連載2-6、後代検定のポイント その五

このコーナーは、会員の方からの寄稿や過去に掲載された本誌の記事を元に、伝書鳩及び鳩レースの今昔を鳩仙人の語り口で掲載します。本稿は本誌で連載された「レース鳩作出余話」(83年〜87年連載)を引用・改編しています。(イラスト著作/無料イラスト素材 はちドットビズ)

(四ノ一)方向判定能力

後代検定のポイントの最後は、レース鳩の最も大切な能力である方向判定じゃ。この能力に関しては、今日まで世界中で様々な学説が述べられているが、いまだに結論には達しておらぬ。そのため、受際に若鳩を飛ばしてみて、その結果で確かめるしか検定方法は無いのじゃ。

ではその方法じゃが、「秋季シーズンに行われるレースに若鳩を参加させて調べれば良い」という意見もあるじゃろう。じゃが、集団で放鳩された場合、鳩は1羽で飛ぶことは無く、群れを成して飛ぶ習性がある。レースでは、その後に飛翔力と体力の差で、集団が帯状になってゆくものと考えられるため、優勝鳩に方向判定能力があるかどうかの判断は微妙じゃ。やはり最も信頼できる方法は、若鳩を各個放鳩訓練を行い、その所要時間を割り出すのが良いのう。この時、1回の訓練で、15分程度の時間差をおいて個々に鳩を放つ人もおるじゃろう。しかしこれでは、先に放した鳩と後に放した鳩が一緒になって帰ってくることもあるし、最初は早朝に放しても、30羽も放つと正午頃になってしまうのう。これでは気象条件も違うし、正確な検定はできぬのじゃ。とはいえ、個々の鳩を持参して、何度も訓練に行くのは面倒なのも確かじゃ。

そこでわしは、数回のテストで能力がわかる良い方法が無いかと考えた末、20キロから30キロの近距離訓練で同一地点からの集団放鳩、単独放鳩、2羽同時放鳩という3通りの基礎放鳩訓練を数回行った後、150キロから200キロと思い切ったジャンプをして、そこで一挙に単羽訓練を行ったことがあるのじゃ。
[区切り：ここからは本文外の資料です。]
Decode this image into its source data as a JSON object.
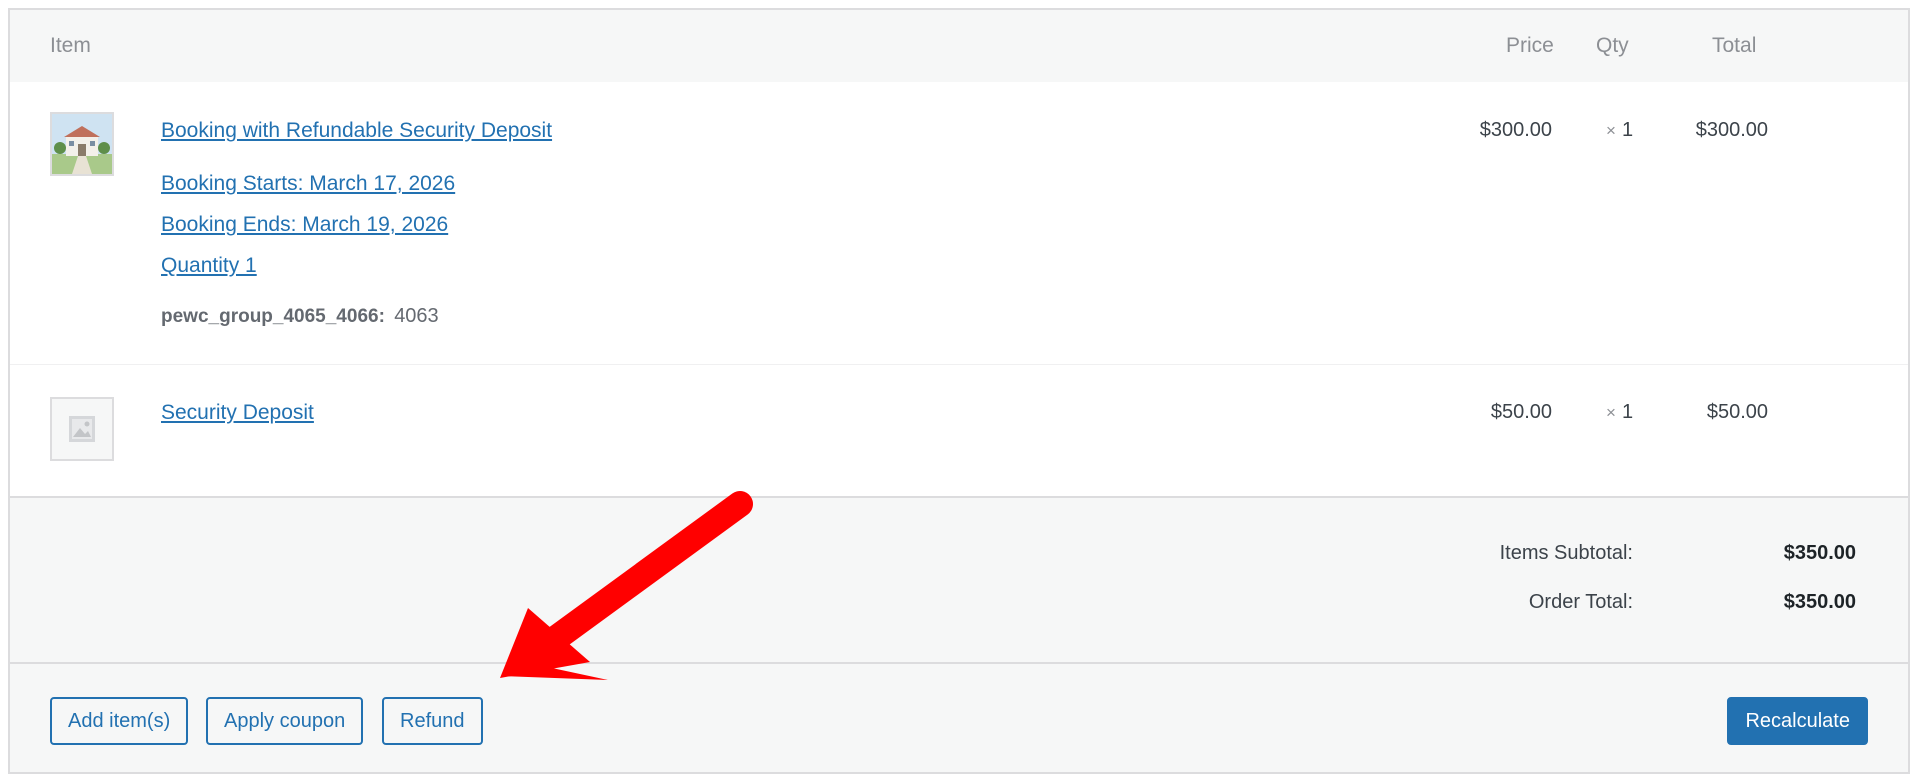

このジャンプ訓練での所要時間、帰還状況のデータを整理すれば、おのずとどの種鳩から生まれた仔鳩が良いかの判定ができると思ったのじゃ。

この場合、平たんな地形、山岳地帯といった各地域特性で距離を伸ばしたり縮めたりすればよいじゃろう。訓練地は、将来のレースコース上を選ぶのはもちろんじゃ。わしの経験から、訓練でもレースでも、帰還に一番影響が多いのは天候じゃ。訓練には好天の日を選ぶのが普通じゃが、多くの帰還鳩が出た場合、少々天候の悪い日に同じ訓練を行うことで、個々の鳩の実力をテストすることもできるぞ。レースでは天候の急変といった非常事態もある。ある程度、選手鳩には悪天候下での方向判定能力も備わっておいてもらいたいものよのう。それも頭に入れて、訓練を行った方が良いじゃろう。スピード性だけを追っておると、レースで思わぬ大打撃をくらってしまうこともあるものじゃ。

あと、訓練で注意したいことは、孵化後の日数をだいたい一定にした状態で、テストをせねばならん。極端に若い鳩では、訓練で全滅の憂き目に遭ってしまうことにもなりかねん。基礎放鳩訓練の開始は、少なくとも孵化後3か月以上のトリでなければのう。そのためには、一番仔グループ、2番仔グループとしっかりとした計画に基づいて、訓練を実行する必要があるじゃろう。若鳩への慎重な配慮が必要ということじゃ。